Kansas City, Missouri, Health Department Director Dr. Rex Archer said the department is actively adding contact tracers, including 15 who were hired earlier this week, and he expects to add another 30 within the next few weeks now that federal CARES Act money has been released by the Jackson County Legislature.
However, Archer said the department still faces a multitude of problems when it comes to contact tracing.
"You can be making progress, but, if the disease is growing faster, you're not actually catching up," Archer said.
Archer said one of the challenges is the public health infrastructure with differing requirements for data reporting and inconsistent communication between systems.
"We're not in the 21st century," he said. "We're back in the '80s or so. It's really almost archaic that, when we get a report from the lab, it often won't have race or their residence or a phone number or the state gets a report that doesn't match with what we got from the lab or the provider."
Archer said the problems with backlogs and amassing needed supplies, which labs are experiencing, is due to a lack of national strategy.
"We need a federal emergency and the War Powers Act to declare that we can fix this testing problem, and we need to do it now," Archer said.
President Trump recently said the White House working to aggressively reduce turnaround times for results, claiming that the White House had no unfulfilled requests for equipment from governors.
Archer said many labs are currently experiencing a five- to nine-day turnaround time for results.
"That basically almost negates our ability to do any contact tracing and to slow down the outbreak," Archer said.
Wyandotte County health officials echoed Archer's concerns and the need for more support from the top down, noting that its health department is still digging itself out of a backlog from the surge of cases in July.

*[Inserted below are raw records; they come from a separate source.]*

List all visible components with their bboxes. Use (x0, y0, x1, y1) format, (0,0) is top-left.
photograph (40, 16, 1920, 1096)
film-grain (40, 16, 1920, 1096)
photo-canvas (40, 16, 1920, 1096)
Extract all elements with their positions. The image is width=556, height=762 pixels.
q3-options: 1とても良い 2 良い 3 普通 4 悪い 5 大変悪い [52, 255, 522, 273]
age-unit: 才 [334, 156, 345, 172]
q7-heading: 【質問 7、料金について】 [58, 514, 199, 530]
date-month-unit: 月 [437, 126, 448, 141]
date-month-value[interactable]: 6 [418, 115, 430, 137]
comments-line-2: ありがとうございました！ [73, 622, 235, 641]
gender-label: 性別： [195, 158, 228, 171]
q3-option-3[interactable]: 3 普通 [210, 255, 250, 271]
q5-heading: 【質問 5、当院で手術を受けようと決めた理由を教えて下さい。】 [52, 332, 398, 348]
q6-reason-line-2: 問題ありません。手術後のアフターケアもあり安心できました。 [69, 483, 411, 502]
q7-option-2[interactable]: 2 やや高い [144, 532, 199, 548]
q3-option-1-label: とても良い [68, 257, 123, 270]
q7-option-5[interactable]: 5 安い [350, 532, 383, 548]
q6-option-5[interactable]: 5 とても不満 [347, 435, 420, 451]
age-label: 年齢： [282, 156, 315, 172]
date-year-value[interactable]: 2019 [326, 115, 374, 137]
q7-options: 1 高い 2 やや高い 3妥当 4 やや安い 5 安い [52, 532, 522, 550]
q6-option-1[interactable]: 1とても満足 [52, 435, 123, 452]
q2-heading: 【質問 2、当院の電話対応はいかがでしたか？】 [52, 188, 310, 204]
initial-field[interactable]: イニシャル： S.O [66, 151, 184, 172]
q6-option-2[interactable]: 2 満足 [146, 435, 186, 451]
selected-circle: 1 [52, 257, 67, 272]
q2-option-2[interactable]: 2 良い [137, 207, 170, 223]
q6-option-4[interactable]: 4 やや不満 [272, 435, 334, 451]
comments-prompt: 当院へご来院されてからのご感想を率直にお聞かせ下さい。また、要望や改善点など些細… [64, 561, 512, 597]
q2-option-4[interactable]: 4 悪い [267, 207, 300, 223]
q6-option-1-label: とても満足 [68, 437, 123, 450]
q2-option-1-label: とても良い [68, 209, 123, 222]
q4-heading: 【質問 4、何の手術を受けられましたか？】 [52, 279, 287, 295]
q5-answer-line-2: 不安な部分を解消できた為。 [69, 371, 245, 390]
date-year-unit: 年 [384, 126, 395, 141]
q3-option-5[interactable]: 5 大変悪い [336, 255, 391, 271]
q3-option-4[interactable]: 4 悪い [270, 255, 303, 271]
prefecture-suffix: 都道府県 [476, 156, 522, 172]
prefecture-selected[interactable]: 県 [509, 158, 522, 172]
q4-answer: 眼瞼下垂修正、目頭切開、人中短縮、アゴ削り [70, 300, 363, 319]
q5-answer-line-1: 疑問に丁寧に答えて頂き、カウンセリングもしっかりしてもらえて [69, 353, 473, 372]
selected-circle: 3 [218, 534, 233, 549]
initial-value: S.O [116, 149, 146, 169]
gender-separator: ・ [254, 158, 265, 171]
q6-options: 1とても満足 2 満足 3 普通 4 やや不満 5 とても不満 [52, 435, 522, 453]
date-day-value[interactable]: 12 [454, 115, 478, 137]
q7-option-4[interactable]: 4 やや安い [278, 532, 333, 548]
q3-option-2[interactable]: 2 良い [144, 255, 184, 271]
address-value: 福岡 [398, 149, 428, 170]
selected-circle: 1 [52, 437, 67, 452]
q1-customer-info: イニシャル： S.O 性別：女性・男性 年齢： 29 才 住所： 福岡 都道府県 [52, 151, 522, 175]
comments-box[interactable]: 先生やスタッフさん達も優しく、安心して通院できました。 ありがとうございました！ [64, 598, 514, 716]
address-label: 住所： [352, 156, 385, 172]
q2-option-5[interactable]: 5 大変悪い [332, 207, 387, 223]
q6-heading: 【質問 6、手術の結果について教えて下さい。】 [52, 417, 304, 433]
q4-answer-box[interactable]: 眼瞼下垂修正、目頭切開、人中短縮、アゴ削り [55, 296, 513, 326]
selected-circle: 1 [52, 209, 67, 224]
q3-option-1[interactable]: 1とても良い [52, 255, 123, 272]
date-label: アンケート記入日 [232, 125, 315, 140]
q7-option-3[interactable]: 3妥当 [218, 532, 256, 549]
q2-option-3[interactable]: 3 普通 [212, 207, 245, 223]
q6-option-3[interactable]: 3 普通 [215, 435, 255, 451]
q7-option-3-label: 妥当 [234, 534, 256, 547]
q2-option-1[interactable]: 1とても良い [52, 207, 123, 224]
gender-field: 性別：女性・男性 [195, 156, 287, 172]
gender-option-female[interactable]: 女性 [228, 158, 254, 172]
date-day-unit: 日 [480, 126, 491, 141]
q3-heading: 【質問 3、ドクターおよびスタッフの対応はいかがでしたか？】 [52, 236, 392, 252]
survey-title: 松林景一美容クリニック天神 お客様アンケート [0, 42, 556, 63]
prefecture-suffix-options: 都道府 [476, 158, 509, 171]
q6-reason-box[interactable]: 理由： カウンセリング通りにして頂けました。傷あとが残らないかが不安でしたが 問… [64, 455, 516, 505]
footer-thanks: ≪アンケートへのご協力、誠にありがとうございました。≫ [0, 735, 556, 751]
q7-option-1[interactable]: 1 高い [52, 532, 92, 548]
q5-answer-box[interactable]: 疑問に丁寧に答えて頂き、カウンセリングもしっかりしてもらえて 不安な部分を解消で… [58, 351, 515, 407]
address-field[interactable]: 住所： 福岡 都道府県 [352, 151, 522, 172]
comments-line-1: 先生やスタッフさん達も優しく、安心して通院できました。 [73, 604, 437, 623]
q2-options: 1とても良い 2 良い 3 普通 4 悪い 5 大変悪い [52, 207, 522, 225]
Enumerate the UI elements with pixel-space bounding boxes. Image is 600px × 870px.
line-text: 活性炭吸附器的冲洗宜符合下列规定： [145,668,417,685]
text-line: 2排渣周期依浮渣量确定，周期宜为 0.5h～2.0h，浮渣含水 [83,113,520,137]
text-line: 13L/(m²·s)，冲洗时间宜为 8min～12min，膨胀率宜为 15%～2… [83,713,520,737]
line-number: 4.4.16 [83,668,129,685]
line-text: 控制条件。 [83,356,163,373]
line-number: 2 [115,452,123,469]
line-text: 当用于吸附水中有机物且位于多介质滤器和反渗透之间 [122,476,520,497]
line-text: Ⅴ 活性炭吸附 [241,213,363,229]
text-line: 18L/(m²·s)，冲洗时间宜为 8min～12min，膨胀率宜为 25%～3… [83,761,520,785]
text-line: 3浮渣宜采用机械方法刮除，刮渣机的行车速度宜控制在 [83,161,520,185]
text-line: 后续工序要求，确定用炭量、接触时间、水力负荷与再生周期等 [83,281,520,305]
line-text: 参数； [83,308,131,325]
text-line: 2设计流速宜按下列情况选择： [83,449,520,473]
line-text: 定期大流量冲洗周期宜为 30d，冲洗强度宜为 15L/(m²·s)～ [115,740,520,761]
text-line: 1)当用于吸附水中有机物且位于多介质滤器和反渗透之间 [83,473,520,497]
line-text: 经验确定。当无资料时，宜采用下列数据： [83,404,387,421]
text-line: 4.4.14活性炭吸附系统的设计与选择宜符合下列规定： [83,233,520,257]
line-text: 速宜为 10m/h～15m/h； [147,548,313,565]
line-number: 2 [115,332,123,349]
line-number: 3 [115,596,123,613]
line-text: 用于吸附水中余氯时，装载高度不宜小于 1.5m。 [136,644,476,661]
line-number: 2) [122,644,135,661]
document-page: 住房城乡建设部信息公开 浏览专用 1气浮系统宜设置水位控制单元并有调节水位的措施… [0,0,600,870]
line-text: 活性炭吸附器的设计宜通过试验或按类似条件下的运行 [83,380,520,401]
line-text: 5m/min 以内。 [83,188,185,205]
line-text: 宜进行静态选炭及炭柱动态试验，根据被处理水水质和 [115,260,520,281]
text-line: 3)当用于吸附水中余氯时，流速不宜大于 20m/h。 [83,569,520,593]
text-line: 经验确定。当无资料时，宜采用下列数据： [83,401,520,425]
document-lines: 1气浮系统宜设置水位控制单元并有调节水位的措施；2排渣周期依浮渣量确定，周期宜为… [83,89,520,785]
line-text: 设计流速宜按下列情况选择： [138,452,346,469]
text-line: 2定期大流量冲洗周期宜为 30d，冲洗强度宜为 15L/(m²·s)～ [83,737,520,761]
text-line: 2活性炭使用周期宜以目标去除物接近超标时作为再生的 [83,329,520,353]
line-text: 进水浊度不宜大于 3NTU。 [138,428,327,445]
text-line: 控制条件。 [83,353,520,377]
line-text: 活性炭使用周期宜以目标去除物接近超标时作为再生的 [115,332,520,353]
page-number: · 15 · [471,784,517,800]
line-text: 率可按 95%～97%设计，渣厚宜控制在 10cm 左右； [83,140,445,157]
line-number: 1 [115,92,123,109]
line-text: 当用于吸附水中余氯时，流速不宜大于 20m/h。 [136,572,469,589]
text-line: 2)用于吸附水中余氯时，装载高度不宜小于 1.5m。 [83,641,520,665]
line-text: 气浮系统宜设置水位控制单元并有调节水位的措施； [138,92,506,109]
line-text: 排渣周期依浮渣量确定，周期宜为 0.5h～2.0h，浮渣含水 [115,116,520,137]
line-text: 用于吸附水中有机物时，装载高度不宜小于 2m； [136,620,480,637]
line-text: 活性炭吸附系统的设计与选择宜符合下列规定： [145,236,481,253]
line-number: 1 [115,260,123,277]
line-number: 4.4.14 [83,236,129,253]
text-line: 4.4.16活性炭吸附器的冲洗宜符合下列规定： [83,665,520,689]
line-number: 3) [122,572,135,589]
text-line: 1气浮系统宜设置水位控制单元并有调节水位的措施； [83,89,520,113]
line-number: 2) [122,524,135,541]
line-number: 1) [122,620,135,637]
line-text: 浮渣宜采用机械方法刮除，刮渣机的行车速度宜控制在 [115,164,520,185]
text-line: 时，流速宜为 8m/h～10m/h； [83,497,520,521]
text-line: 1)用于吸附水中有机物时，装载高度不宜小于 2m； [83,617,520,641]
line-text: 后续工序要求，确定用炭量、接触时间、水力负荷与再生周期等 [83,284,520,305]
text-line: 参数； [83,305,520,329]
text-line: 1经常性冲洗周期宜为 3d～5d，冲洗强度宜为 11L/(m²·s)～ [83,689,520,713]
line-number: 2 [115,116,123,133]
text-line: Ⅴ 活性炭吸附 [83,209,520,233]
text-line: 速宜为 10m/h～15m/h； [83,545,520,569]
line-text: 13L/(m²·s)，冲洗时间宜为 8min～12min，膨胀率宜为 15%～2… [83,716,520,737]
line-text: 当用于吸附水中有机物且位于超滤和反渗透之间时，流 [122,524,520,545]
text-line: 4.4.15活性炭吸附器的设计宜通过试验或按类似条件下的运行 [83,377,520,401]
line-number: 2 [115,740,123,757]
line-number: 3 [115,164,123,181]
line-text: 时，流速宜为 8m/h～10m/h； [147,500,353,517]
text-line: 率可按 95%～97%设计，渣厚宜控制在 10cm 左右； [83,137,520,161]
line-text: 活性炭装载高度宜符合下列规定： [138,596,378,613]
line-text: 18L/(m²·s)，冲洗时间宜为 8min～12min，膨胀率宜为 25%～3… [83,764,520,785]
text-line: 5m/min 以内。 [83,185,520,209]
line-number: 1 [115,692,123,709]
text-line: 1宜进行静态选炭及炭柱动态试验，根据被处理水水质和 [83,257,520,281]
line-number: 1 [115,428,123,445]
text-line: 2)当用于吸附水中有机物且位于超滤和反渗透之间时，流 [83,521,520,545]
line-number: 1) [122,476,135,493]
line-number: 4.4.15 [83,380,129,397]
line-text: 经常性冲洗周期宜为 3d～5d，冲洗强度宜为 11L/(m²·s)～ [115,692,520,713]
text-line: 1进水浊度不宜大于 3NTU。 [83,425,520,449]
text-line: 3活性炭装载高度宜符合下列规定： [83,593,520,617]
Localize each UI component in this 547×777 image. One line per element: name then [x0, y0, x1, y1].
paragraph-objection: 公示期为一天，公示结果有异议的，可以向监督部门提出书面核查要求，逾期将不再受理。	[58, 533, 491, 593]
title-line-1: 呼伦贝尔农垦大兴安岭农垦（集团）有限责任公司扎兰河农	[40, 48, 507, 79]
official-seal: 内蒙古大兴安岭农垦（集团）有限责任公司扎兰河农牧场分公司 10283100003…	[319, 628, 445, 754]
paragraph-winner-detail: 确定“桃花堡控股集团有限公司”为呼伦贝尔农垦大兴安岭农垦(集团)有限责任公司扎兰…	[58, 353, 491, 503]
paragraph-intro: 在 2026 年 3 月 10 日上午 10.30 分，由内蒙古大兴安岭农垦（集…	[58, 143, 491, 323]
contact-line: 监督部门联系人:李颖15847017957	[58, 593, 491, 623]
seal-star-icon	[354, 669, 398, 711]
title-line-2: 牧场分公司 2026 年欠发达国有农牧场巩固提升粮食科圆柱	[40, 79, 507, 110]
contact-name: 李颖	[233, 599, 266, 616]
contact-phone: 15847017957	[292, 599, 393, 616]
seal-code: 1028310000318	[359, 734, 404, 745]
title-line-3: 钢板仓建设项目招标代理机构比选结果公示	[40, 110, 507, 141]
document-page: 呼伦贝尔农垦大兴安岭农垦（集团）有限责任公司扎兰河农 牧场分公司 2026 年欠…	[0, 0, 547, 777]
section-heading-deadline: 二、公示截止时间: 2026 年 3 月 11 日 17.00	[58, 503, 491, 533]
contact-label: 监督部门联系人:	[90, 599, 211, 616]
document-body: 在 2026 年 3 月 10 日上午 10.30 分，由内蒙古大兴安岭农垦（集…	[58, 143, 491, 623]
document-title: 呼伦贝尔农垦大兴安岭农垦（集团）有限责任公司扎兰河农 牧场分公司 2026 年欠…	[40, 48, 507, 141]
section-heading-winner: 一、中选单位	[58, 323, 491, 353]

For the contact tracing that can be done, Chief Epidemiologist Elizabeth Groenweghe is pleading with folks to cooperate, saying too often the department calls someone who tested positive and they refuse to provide a list of close contacts.
"We know that there's people that have now been exposed to COVID and they're not going to know that they need to quarantine and they're not going to know that they've possibly been exposed to COVID," Groenweghe said.
The Sedgwick County Health Department, which includes Wichita, is buried under so many cases that its contact tracing is now being done by the Kansas Department of Health and Environment.
Sedgwick County Health Department Director Adrienne Byrne said the department was not able to handle the volume of cases and do adequate contact tracing.
"With the number of cases we had, we really need to focus on contacting the positive cases," she said.